A. Section 2.1 Exercise 30. (In this problem, part a is harder than part b.)

B. Section 2.1 Exercise 36.

C. Section 2.1 Exercise 57ab.

D. A student is taking a multiple-choice exam, in which four options are given for each question. The probability that the student knows the answer to a question is 2 / 3. If she knows the answer, then she marks it correctly. If she does not know the answer, then she selects an answer (uniformly) randomly. What is the probability that an answer, that was marked correctly, was not marked randomly?

In class we discussed a one-word Bayesian junk e-mail filter based on the equation

P(J | W) = P(W | J) P(J) / [P(W | J) P(J) + P(W | Jc) P(Jc)].

Now let's design a two-word spam filter.
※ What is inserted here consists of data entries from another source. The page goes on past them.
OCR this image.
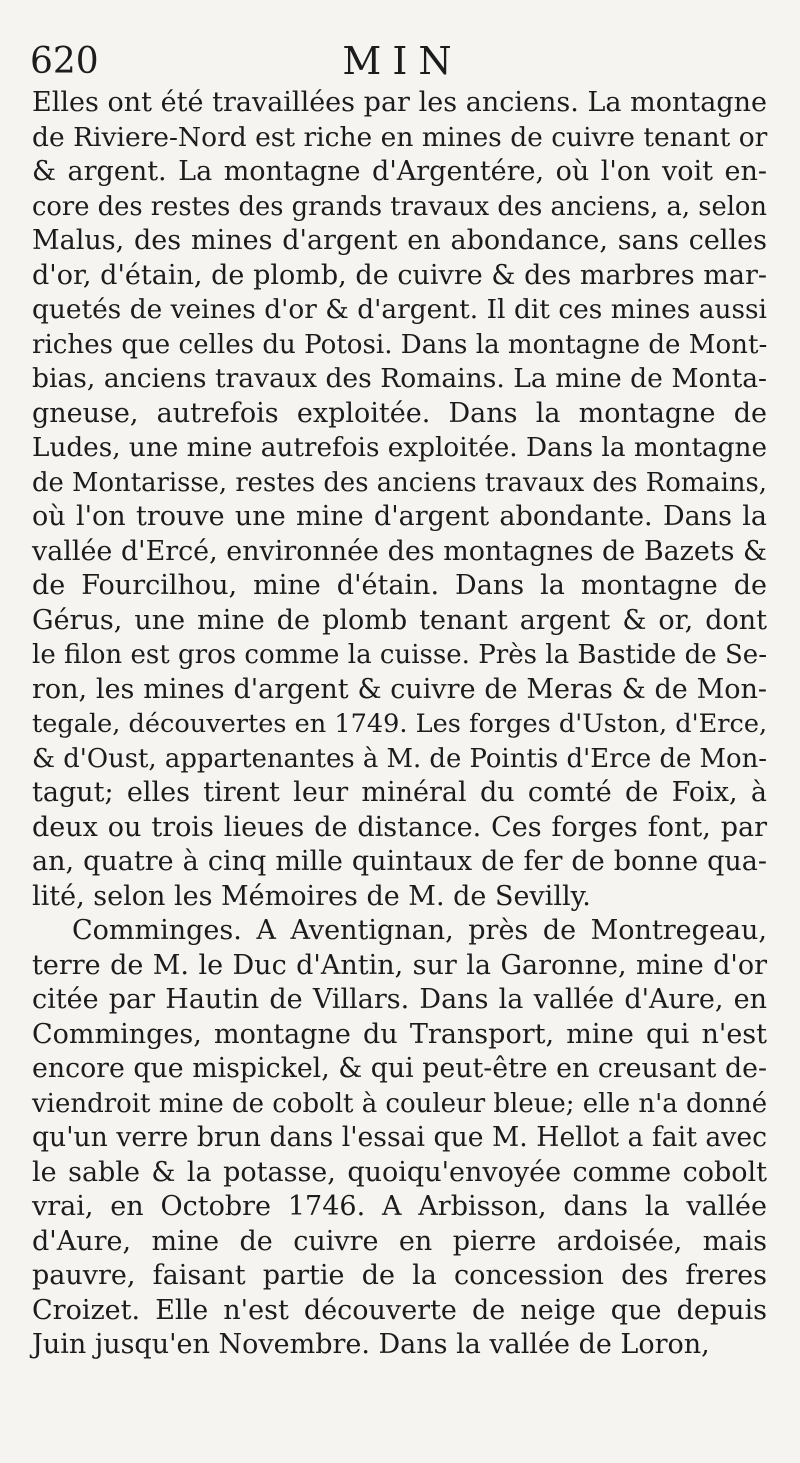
620	MIN
Elles ont été travaillées par les anciens. La montagne
de Riviere-Nord est riche en mines de cuivre tenant or
& argent. La montagne d'Argentére, où l'on voit en-
core des restes des grands travaux des anciens, a, selon
Malus, des mines d'argent en abondance, sans celles
d'or, d'étain, de plomb, de cuivre & des marbres mar-
quetés de veines d'or & d'argent. Il dit ces mines aussi
riches que celles du Potosi. Dans la montagne de Mont-
bias, anciens travaux des Romains. La mine de Monta-
gneuse, autrefois exploitée. Dans la montagne de
Ludes, une mine autrefois exploitée. Dans la montagne
de Montarisse, restes des anciens travaux des Romains,
où l'on trouve une mine d'argent abondante. Dans la
vallée d'Ercé, environnée des montagnes de Bazets &
de Fourcilhou, mine d'étain. Dans la montagne de
Gérus, une mine de plomb tenant argent & or, dont
le filon est gros comme la cuisse. Près la Bastide de Se-
ron, les mines d'argent & cuivre de Meras & de Mon-
tegale, découvertes en 1749. Les forges d'Uston, d'Erce,
& d'Oust, appartenantes à M. de Pointis d'Erce de Mon-
tagut; elles tirent leur minéral du comté de Foix, à
deux ou trois lieues de distance. Ces forges font, par
an, quatre à cinq mille quintaux de fer de bonne qua-
lité, selon les Mémoires de M. de Sevilly.
Comminges. A Aventignan, près de Montregeau,
terre de M. le Duc d'Antin, sur la Garonne, mine d'or
citée par Hautin de Villars. Dans la vallée d'Aure, en
Comminges, montagne du Transport, mine qui n'est
encore que mispickel, & qui peut-être en creusant de-
viendroit mine de cobolt à couleur bleue; elle n'a donné
qu'un verre brun dans l'essai que M. Hellot a fait avec
le sable & la potasse, quoiqu'envoyée comme cobolt
vrai, en Octobre 1746. A Arbisson, dans la vallée
d'Aure, mine de cuivre en pierre ardoisée, mais
pauvre, faisant partie de la concession des freres
Croizet. Elle n'est découverte de neige que depuis
Juin jusqu'en Novembre. Dans la vallée de Loron,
Let W1 be the event that a message contains one suspicious word ("Rolex") and W2 the event that it contains a different suspicious word ("refinance"). To streamline the problem, we make two assumptions of conditional independence (Definition 2.5.7):

P(W1 W2 | J) = P(W1 | J) P(W2 | J) and P(W1 W2 | Jc) = P(W1 | Jc) P(W2 | Jc).

E. Show that P(J | W1 W2) = x / [x + y], where

x = P(W1 | J) P(W2 | J) P(J) and y = P(W1 | Jc) P(W2 | Jc) P(Jc).